Abbott penalized in Depakote drug Case

Abbott penalized in Depakote drug CaseDrug maker Abbott Laboratories (ABT) has lost the Depakote drug case in the US and has been sentenced to pay criminal liabilities.

U. S. District Court Judge Samuel Wilson of the Western District of Virginia ahs ordered the company to pay $500 million in criminal fine, forfeit another $198.5 million and pay $1.5 million to the Virginia Medicaid Fraud Control Unit. The company will also face a five year term of probation after it was proven guilty in the court.

"Abbott unlawfully targeted a vulnerable population, the elderly, through its off-label promotion. The court's sentence makes clear that those who engage in such conduct will be prosecuted and held accountable," said Timothy Heaphy, U. S. Attorney for the Western District of Virginia.

The company is accused of promoting its off-label antiseizure drug Depakote in the country.

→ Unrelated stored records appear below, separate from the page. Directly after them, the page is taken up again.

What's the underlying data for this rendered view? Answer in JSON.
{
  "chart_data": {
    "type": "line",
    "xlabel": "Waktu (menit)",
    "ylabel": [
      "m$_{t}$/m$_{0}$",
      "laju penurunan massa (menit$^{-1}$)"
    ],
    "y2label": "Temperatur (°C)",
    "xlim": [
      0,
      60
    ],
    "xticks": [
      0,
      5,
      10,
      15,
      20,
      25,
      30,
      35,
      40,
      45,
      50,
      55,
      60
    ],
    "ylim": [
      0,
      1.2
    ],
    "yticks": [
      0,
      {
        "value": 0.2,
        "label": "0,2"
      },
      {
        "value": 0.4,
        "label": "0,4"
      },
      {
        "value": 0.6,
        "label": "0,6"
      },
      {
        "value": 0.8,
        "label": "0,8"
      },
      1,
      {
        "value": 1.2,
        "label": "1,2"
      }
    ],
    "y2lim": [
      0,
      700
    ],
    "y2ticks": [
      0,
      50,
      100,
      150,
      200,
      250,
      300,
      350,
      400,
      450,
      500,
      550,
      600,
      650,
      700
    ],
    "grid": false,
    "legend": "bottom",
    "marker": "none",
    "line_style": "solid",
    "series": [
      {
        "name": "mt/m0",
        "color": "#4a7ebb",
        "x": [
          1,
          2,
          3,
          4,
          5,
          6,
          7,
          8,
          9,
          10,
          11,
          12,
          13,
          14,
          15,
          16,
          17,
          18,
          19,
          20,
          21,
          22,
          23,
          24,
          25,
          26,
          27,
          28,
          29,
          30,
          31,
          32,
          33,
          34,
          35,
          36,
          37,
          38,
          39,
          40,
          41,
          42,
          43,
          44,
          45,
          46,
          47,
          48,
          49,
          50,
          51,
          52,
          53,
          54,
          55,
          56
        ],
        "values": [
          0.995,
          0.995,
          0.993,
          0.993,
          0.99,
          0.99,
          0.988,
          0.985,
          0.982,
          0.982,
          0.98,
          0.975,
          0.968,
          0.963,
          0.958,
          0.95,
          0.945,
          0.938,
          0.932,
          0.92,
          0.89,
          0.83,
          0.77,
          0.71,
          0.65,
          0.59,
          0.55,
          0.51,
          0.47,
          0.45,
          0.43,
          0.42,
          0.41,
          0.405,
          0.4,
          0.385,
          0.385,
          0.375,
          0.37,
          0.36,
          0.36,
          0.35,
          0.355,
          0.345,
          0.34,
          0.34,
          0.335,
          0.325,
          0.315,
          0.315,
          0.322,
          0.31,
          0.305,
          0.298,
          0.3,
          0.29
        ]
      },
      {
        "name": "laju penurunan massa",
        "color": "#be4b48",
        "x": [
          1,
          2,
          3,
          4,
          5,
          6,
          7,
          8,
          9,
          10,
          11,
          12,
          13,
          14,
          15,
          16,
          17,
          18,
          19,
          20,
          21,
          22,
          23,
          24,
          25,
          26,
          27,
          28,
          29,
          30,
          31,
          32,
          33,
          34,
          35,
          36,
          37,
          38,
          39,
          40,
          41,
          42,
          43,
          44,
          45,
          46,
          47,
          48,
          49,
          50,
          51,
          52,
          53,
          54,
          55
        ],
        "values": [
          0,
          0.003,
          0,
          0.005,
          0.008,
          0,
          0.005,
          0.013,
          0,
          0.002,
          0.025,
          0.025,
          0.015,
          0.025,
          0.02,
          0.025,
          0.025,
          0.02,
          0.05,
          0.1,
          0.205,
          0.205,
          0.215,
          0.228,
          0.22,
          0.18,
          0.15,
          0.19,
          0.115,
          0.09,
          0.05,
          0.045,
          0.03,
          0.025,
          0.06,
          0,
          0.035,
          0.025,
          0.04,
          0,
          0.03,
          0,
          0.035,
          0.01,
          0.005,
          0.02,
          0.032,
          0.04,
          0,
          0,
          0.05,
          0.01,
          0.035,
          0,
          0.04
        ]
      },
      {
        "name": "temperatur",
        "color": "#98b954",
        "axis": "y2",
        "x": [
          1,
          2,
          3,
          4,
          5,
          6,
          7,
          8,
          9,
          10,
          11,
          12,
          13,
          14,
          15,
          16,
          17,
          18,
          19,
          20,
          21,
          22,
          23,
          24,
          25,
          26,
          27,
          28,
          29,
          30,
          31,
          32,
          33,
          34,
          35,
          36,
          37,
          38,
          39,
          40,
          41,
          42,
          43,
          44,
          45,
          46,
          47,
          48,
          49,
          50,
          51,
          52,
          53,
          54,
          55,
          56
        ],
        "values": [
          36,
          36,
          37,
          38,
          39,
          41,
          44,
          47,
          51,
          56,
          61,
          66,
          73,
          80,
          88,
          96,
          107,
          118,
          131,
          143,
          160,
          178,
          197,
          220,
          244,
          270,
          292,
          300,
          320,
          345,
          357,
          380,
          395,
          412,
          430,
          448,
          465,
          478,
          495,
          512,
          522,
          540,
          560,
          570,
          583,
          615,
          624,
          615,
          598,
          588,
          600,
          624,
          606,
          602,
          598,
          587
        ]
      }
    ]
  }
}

Abbott Laboratories, which is based in Abbott Park, Illinois, had pleaded guilty in May to the charges and agreed to pay $1.6 billion to settle the criminal and civil obligations linked to the illegal promotion of its Depakote drug.

The company said that it promoted Depakote off-label to treat behavioral disturbances in dementia patients between January 1998 and December 2006 and it also promoted the drug to treat schizophrenia between January 2002 and December 2006. Both the uses were not approved by the U. S. Food and Drug Administration and the company did not have the legal right to promote the products in the market.